Es war Freitagnachmittag, mein Rücken schmerzte. Weil ich den Schlauch nicht auf den Hahn des Laufbrunnens brachte, arbeitete ich mit den Gießkannen, goss, während die andere Kanne volllief, an den Händen hatte ich Blasen, die sich ebenfalls füllten. Und obwohl die Tür zum Gewächshaus offen stand, heizte sich der Raum in der Sonne auf, mir lief der Schweiß in Bächen herunter. / Ich wollte schon Schluss machen für diesen Tag, da hörte ich ein Quieken. Die Darmstädterin war hereingekommen, in ihrem Arm das Kind probierte seine Stimmmöglichkeiten aus in dem so anderen Licht und der Wärme. Wenigstens eine Person, die noch die Fähigkeit besaß, glücklich zu sein. / Die Darmstädterin ging nach hinten, breitete eine Decke auf den Boden, legte das Kind hin und startete den Plattenspieler, sie zog eine Platte von Rosita Serrano aus dem Stapel. In die ersten Takte von Roter Mohn hinein sagte sie, ich solle auf das Kind aufpassen. Dann ging sie hinaus und schloss den Schlauch an. Ich fragte sie, wie sie das gemacht habe. Sie zeigte es mir und strahlte, es gefiel ihr, dass sie den kompletten Durchblick hatte. Zu Hause in Darmstadt hätten sie dasselbe System. Anschließend nahm sie Gurken ab. »Besser als Windeln waschen«, sagte sie. Und sie reichte mir eine Tomate und forderte mich auf, eine Pause zu machen. »Ruh dich ein wenig aus, du bist ja total erschöpft.« / Ich setzte mich auf die Werkzeugkiste, wo ich im Winter immer gesessen war. Zu meinen Füßen das Kind lag auf dem Rücken, die abgewinkelten Beine in die Höhe gestreckt, es beobachtete mich beim Essen der Tomate. Und nach einiger Zeit rieb sich das Kind mit den drallen Fäustchen die Wangen, als müsse es nachdenken. / Ich drehte die Schallplatte um, und Rosita Serrano sang Es leuchten die Sterne.
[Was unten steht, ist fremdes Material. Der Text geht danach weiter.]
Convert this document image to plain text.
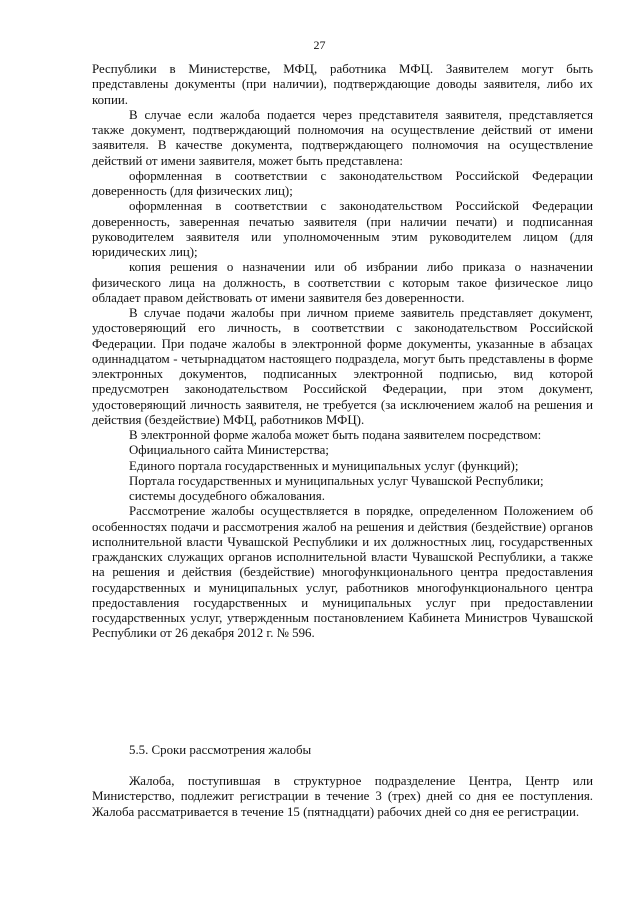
27

Республики в Министерстве, МФЦ, работника МФЦ. Заявителем могут быть представлены документы (при наличии), подтверждающие доводы заявителя, либо их копии.

В случае если жалоба подается через представителя заявителя, представляется также документ, подтверждающий полномочия на осуществление действий от имени заявителя. В качестве документа, подтверждающего полномочия на осуществление действий от имени заявителя, может быть представлена:

оформленная в соответствии с законодательством Российской Федерации доверенность (для физических лиц);

оформленная в соответствии с законодательством Российской Федерации доверенность, заверенная печатью заявителя (при наличии печати) и подписанная руководителем заявителя или уполномоченным этим руководителем лицом (для юридических лиц);

копия решения о назначении или об избрании либо приказа о назначении физического лица на должность, в соответствии с которым такое физическое лицо обладает правом действовать от имени заявителя без доверенности.

В случае подачи жалобы при личном приеме заявитель представляет документ, удостоверяющий его личность, в соответствии с законодательством Российской Федерации. При подаче жалобы в электронной форме документы, указанные в абзацах одиннадцатом - четырнадцатом настоящего подраздела, могут быть представлены в форме электронных документов, подписанных электронной подписью, вид которой предусмотрен законодательством Российской Федерации, при этом документ, удостоверяющий личность заявителя, не требуется (за исключением жалоб на решения и действия (бездействие) МФЦ, работников МФЦ).

В электронной форме жалоба может быть подана заявителем посредством:

Официального сайта Министерства;

Единого портала государственных и муниципальных услуг (функций);

Портала государственных и муниципальных услуг Чувашской Республики;

системы досудебного обжалования.

Рассмотрение жалобы осуществляется в порядке, определенном Положением об особенностях подачи и рассмотрения жалоб на решения и действия (бездействие) органов исполнительной власти Чувашской Республики и их должностных лиц, государственных гражданских служащих органов исполнительной власти Чувашской Республики, а также на решения и действия (бездействие) многофункционального центра предоставления государственных и муниципальных услуг, работников многофункционального центра предоставления государственных и муниципальных услуг при предоставлении государственных услуг, утвержденным постановлением Кабинета Министров Чувашской Республики от 26 декабря 2012 г. № 596.

5.5. Сроки рассмотрения жалобы

Жалоба, поступившая в структурное подразделение Центра, Центр или Министерство, подлежит регистрации в течение 3 (трех) дней со дня ее поступления. Жалоба рассматривается в течение 15 (пятнадцати) рабочих дней со дня ее регистрации.
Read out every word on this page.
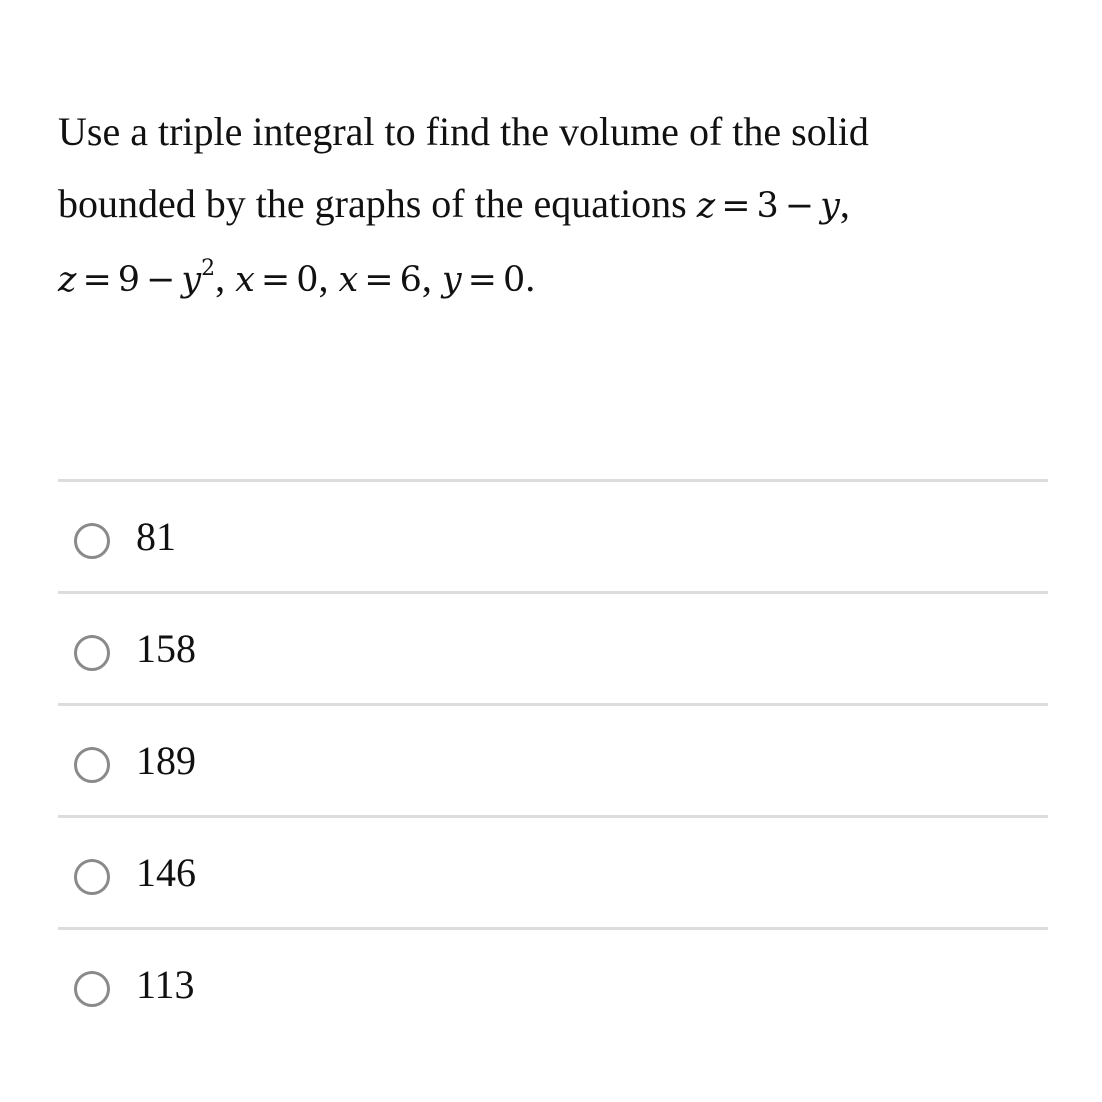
Use a triple integral to find the volume of the solid
bounded by the graphs of the equations z = 3 − y,
$z = 9 - y^2$, x = 0, x = 6, y = 0.
81
158
189
146
113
Für jedermann überraschend kam in der Nacht nochmals ein Schlechtwettereinbruch mit Schnee. Ich brauchte ohnehin eine Ruhepause, nahm meinen Kalender aus der Feldbluse, die etwas abseits am Nagel hing, und strich die vergangenen Tage aus. Die Aprilbilanz 1944 konnte ich als denkbar unbefriedigend abschließen.